ALITTLE more than a year after a tenuous peace was declared in El Salvador, the Central American country still seeks an end to strife, including assassinations carried out by right-wing ``death squads.''
More than 75,OOO people have been killed in the 12 years of struggle between rightist military elements and the leftist Farabundo Marti National Liberation Front (FMLN).
As many as 25 individuals are said to have been killed by the death squads during the past year. Although the numbers may not be exact, no one denies that many people have been killed. The tentative peace devised in 1992 with the help of the United States remains fragile. Both the right wing and the FMLN have breached some of its terms.
A large number of officers in the right-wing military balked at turning in their guns and insignia, a requirement signifying that they would not disrupt the attempt to form a peace-committed, democratic regime.
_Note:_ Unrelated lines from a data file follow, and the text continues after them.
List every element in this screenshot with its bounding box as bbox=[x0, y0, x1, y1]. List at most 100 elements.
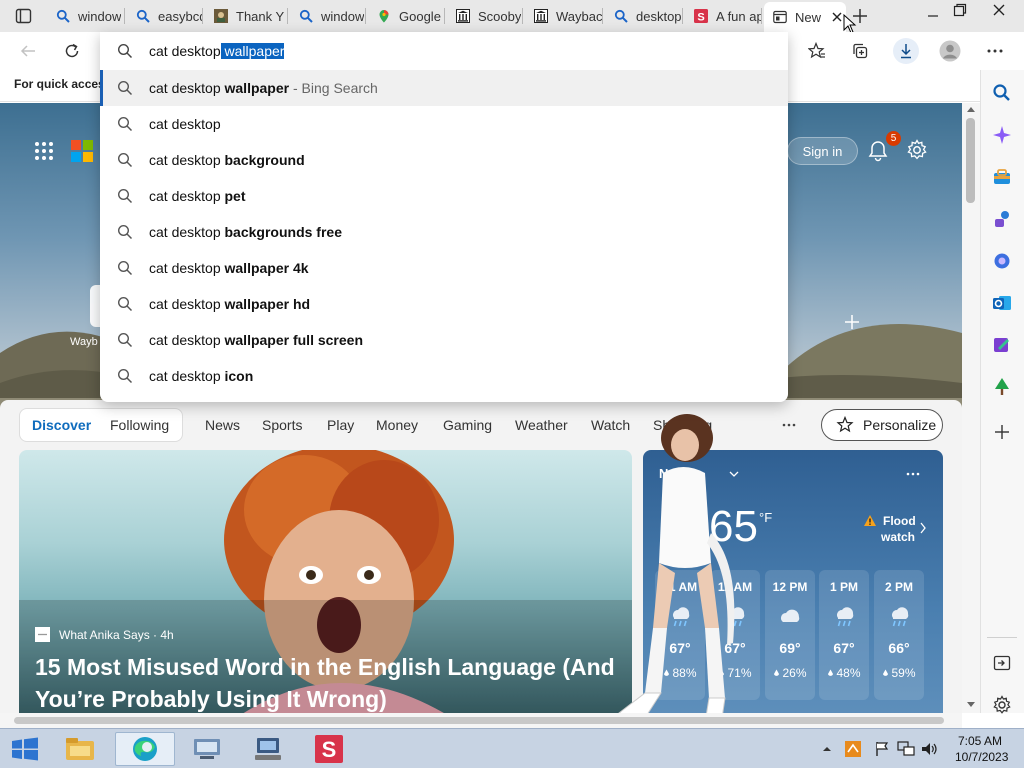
tab-2[interactable]: easybcd bbox=[127, 4, 203, 28]
hourly-forecast-column[interactable]: 1 PM 67° 48% bbox=[819, 570, 869, 700]
taskbar-s-app-icon[interactable]: S bbox=[299, 732, 359, 766]
close-window-icon[interactable] bbox=[992, 3, 1006, 17]
nav-tab-sports[interactable]: Sports bbox=[262, 417, 302, 433]
article-source[interactable]: What Anika Says · 4h bbox=[59, 628, 174, 642]
back-icon[interactable] bbox=[19, 42, 37, 60]
sidebar-tree-icon[interactable] bbox=[991, 376, 1013, 398]
sidebar-designer-icon[interactable] bbox=[991, 334, 1013, 356]
tab-4[interactable]: window bbox=[290, 4, 366, 28]
notification-count: 5 bbox=[890, 133, 897, 144]
tab-title: desktop bbox=[636, 8, 682, 24]
clock-date[interactable]: 10/7/2023 bbox=[955, 750, 1008, 764]
tab-5[interactable]: Google bbox=[368, 4, 445, 28]
notifications-bell-icon[interactable] bbox=[867, 140, 889, 162]
action-center-flag-icon[interactable] bbox=[875, 741, 889, 757]
suggestion-item[interactable]: cat desktop wallpaper hd bbox=[100, 286, 788, 322]
tab-separator bbox=[522, 8, 523, 24]
article-headline-line1[interactable]: 15 Most Misused Word in the English Lang… bbox=[35, 654, 615, 681]
suggestion-item[interactable]: cat desktop icon bbox=[100, 358, 788, 394]
suggestion-query: cat desktop bbox=[149, 224, 225, 240]
svg-text:S: S bbox=[322, 737, 337, 762]
flood-alert-line1[interactable]: Flood bbox=[883, 514, 916, 528]
sidebar-hide-icon[interactable] bbox=[991, 652, 1013, 674]
scrollbar-thumb[interactable] bbox=[966, 118, 975, 203]
nav-tab-play[interactable]: Play bbox=[327, 417, 354, 433]
hourly-forecast-column[interactable]: 2 PM 66° 59% bbox=[874, 570, 924, 700]
weather-more-icon[interactable] bbox=[906, 472, 920, 476]
nav-tab-discover[interactable]: Discover bbox=[32, 417, 91, 433]
tab-6[interactable]: Scooby bbox=[447, 4, 523, 28]
page-scrollbar-vertical[interactable] bbox=[962, 103, 980, 713]
tray-app-icon[interactable] bbox=[845, 741, 861, 757]
tab-7[interactable]: Waybac bbox=[525, 4, 603, 28]
address-autocomplete-selection: wallpaper bbox=[220, 43, 285, 59]
sidebar-settings-icon[interactable] bbox=[991, 694, 1013, 716]
tab-10[interactable]: New bbox=[764, 2, 846, 32]
hourly-forecast-column[interactable]: 12 PM 69° 26% bbox=[765, 570, 815, 700]
suggestion-search-icon bbox=[117, 296, 133, 312]
horizontal-scrollbar-thumb[interactable] bbox=[14, 717, 944, 724]
page-scrollbar-horizontal[interactable] bbox=[0, 713, 962, 728]
add-quick-link-icon[interactable] bbox=[844, 314, 860, 330]
sidebar-add-icon[interactable] bbox=[991, 421, 1013, 443]
flood-alert-line2[interactable]: watch bbox=[881, 530, 915, 544]
alert-chevron-icon[interactable] bbox=[919, 522, 927, 534]
tab-title: Google bbox=[399, 8, 441, 24]
profile-avatar-icon[interactable] bbox=[939, 40, 961, 62]
suggestion-item[interactable]: cat desktop bbox=[100, 106, 788, 142]
article-headline-line2[interactable]: You’re Probably Using It Wrong) bbox=[35, 686, 387, 713]
nav-tab-money[interactable]: Money bbox=[376, 417, 418, 433]
sidebar-search-icon[interactable] bbox=[991, 82, 1013, 104]
settings-more-icon[interactable] bbox=[986, 48, 1004, 54]
show-hidden-icons-chevron-icon[interactable] bbox=[822, 745, 832, 753]
suggestion-item[interactable]: cat desktop wallpaper full screen bbox=[100, 322, 788, 358]
taskbar-computer-icon[interactable] bbox=[238, 732, 298, 766]
tab-3[interactable]: Thank Y bbox=[205, 4, 288, 28]
tab-1[interactable]: window bbox=[47, 4, 125, 28]
nav-tab-gaming[interactable]: Gaming bbox=[443, 417, 492, 433]
nav-tab-weather[interactable]: Weather bbox=[515, 417, 568, 433]
article-card[interactable]: What Anika Says · 4h 15 Most Misused Wor… bbox=[19, 450, 632, 713]
apps-launcher-icon[interactable] bbox=[34, 141, 54, 161]
clock-time[interactable]: 7:05 AM bbox=[958, 734, 1002, 748]
close-tab-icon[interactable] bbox=[831, 11, 843, 23]
network-icon[interactable] bbox=[897, 741, 915, 757]
page-settings-gear-icon[interactable] bbox=[906, 139, 928, 161]
sign-in-button[interactable]: Sign in bbox=[787, 137, 858, 165]
nav-tab-following[interactable]: Following bbox=[110, 417, 169, 433]
refresh-icon[interactable] bbox=[63, 42, 81, 60]
volume-icon[interactable] bbox=[921, 741, 939, 757]
taskbar-file-explorer-icon[interactable] bbox=[50, 732, 110, 766]
restore-icon[interactable] bbox=[953, 3, 967, 17]
favorites-star-icon[interactable] bbox=[808, 42, 826, 60]
suggestion-search-icon bbox=[117, 80, 133, 96]
downloads-icon[interactable] bbox=[893, 38, 919, 64]
sidebar-outlook-icon[interactable] bbox=[991, 292, 1013, 314]
sidebar-games-icon[interactable] bbox=[991, 250, 1013, 272]
suggestion-item[interactable]: cat desktop background bbox=[100, 142, 788, 178]
address-bar-input[interactable]: cat desktop wallpaper bbox=[149, 42, 285, 60]
suggestion-source: - Bing Search bbox=[289, 80, 378, 96]
scroll-up-arrow-icon[interactable] bbox=[966, 105, 976, 113]
quick-link-label[interactable]: Wayb bbox=[70, 336, 98, 348]
tab-8[interactable]: desktop bbox=[605, 4, 683, 28]
scroll-down-arrow-icon[interactable] bbox=[966, 701, 976, 709]
sidebar-tools-icon[interactable] bbox=[991, 208, 1013, 230]
tab-actions-icon[interactable] bbox=[15, 8, 33, 24]
taskbar-remote-desktop-icon[interactable] bbox=[177, 732, 237, 766]
tab-9[interactable]: S A fun ap bbox=[685, 4, 762, 28]
taskbar-edge-icon[interactable] bbox=[115, 732, 175, 766]
minimize-icon[interactable] bbox=[926, 9, 940, 23]
sidebar-copilot-icon[interactable] bbox=[991, 124, 1013, 146]
collections-icon[interactable] bbox=[851, 42, 869, 60]
personalize-button[interactable]: Personalize bbox=[821, 409, 943, 441]
suggestion-item[interactable]: cat desktop backgrounds free bbox=[100, 214, 788, 250]
suggestion-item[interactable]: cat desktop wallpaper 4k bbox=[100, 250, 788, 286]
sidebar-shopping-icon[interactable] bbox=[991, 166, 1013, 188]
suggestion-item[interactable]: cat desktop pet bbox=[100, 178, 788, 214]
suggestion-item[interactable]: cat desktop wallpaper - Bing Search bbox=[100, 70, 788, 106]
nav-tab-news[interactable]: News bbox=[205, 417, 240, 433]
suggestion-query: cat desktop bbox=[149, 188, 225, 204]
start-button-icon[interactable] bbox=[11, 737, 39, 761]
more-nav-icon[interactable] bbox=[782, 423, 796, 427]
For their part, FMLN adherents are said to have hidden caches of arms, apparently in case the peace agreement broke down. Information recently released by the US Department of State indicates that officials of the Reagan and Bush administrations, as well as the Central Intelligence Agency, had too-close relationships with right-wing Salvadoran elements.
The other side of that situation is that it is hard to get specific information at more than arm's length.
Sadly, the peace agreement between the FMLN and the government of President Alfredo Cristiani, established with the assistance of the US, has been shaky. Mr. Cristiani, elected in 1988, has managed to maintain his equilibrium - to a great extent by maintaining a low profile.
Responding to the reported assassination last week of two FMLN members, Assistant US Secretary of State Alexander Watson and UN Deputy Secretary-General Marrack Goulding were dispatched to San Salvador to try to keep the delicate peace process alive.
Their success is crucial to the UN plan to have Salvadoran presidential, legislative, and municipal elections in March 1994.